I hadn't thought about it for years...decades, even. I was pondering something completely unrelated, and this image flashed before my eyes of an old, wrinkled Portuguese man sitting in front of a basket of wicker reeds smiling at me. I know who he was. He was the man my mother purchased wicker from. This was back in the mid-eighties and we were living on a tiny island called Terceira in the Açores, Portugal.
I was only a child, somewhere between eight and ten. My memories are not crystal clear, and of course I'm interpreting them now through an adult lens. I don't even know how accurate my memories are. But I remember his brown, wrinkled skin contorted into a smile. I remember his hands, callused from hours of working the tough reeds, softened by hours of soaking in water. All you had to do was take a picture of something made from wicker, give him dimensions, and he would make it for you. He was smiling because I had tried to speak to him in Portuguese, a language of which I remember practically nothing, now.
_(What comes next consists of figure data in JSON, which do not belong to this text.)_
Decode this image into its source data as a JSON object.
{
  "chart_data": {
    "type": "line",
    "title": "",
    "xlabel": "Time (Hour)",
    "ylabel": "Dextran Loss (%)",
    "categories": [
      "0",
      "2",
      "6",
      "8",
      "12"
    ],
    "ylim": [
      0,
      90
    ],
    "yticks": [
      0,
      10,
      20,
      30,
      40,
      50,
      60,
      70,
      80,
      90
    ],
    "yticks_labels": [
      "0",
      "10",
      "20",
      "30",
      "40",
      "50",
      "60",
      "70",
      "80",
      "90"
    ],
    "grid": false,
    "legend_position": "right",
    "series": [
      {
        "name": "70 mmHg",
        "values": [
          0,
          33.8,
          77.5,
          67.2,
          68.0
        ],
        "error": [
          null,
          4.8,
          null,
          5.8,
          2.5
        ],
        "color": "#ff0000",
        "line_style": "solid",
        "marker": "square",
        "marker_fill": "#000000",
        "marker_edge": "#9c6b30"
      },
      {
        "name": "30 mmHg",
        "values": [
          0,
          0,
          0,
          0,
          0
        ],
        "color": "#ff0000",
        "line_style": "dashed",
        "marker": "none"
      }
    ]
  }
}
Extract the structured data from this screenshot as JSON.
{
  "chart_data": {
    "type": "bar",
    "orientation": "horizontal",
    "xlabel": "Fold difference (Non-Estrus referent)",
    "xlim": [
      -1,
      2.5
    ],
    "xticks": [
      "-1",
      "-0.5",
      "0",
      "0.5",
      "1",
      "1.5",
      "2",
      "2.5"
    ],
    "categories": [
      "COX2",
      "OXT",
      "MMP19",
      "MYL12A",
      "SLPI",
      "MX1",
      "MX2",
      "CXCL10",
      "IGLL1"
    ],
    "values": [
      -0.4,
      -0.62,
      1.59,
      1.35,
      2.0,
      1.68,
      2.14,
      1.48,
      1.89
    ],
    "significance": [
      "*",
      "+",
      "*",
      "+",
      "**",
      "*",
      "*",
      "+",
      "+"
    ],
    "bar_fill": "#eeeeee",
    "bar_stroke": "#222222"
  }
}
We had a maid when we lived there. She washed our clothes, cleaned our house, and tended us children. We didn't have a maid because my mom needed a maid, though I'm sure she appreciated the help. We had a maid because we were Americans, and the people of Terceira were poor. Not American poor, with food stamps provided by the government and large vehicles parked out front. They were third-world country poor.
On Terceira, they raised cattle and grew "pig corn." And grapes for wine. The most delicious grapes I've ever eaten, I tasted there. They cooked goat for hours in wine and clay pots buried in the earth. I remember a rubber tree growing in the garden attached to the house we rented for our Church services. We older Primary girls sometimes met in the attic with the Young Women. There were only four of us, on good days. I remember thinking how mature they were.
Our ward spoke both Portuguese and English. We communicated through the few native translators and heavy use of gestures.
My dad took us deep sea fishing, which could be done off the cliffs of the island. A Portuguese man watched us tolerantly and laughingly as we tried to fish with the handmade fishing poles which we found. He laughed at our efforts until I managed to catch a net with a bright purple blob in it. He leapt down from the little rock he had been standing on and stopped my dad from being stung by the Portuguese Man o' War.
To a child who loves the natural world, the cold tropical climate of the Azores was a heaven. I saw blue whale migrations, raised butterflies and picked blackberries. I learned about soil acidity and its affects on the wild hydrangeas. It was there that I learned that my idyllic life was not shared by everyone in the world. And I learned the duties that I, as someone fairly temporally blessed, have towards those who are not as well blessed.
I learned that if an American kills a cow, that American paid for seven generations of cows that would have come from that cow. The law for the Portuguese was not as strict. I learned that sometimes you hire a maid when you don't need one, but do not give handouts. I learned that you open your arms and share what you have. I saw a purple cow, and stacks of corn higher than the houses. I learned about community consciousness. I learned how to slide down a grass hill on a piece of cardboard.
I learned that a falling stone that smashes your brother's finger may nearly kill him from a bone infection months later. I learned about the tiny little Holy Ghost houses on every corner, that worship can be colorful, ubiquitous, and still utterly private. I learned how to hide from a angry bull. I saw people with barely two pennies to rub together scrimping and saving until they could afford to buy a portable baptismal font so they no longer needed to be baptized in the often-frigid ocean. I learned to know that ocean, which once loved never really leaves your heart no matter how many years you live inland. I learned art and beauty flourish even from poverty. Perhaps especially from poverty. I looked into the mouth of a dormant volcano and learned the smell of sulphur.
The people of Terceira were poor, and they were beautiful. I'm grateful for that experience in my life. I'm grateful that, for no particular reason, I once again saw the face of a smiling old man, surrounded by reeds, and wearing the calluses of a thousand baskets on his fingers.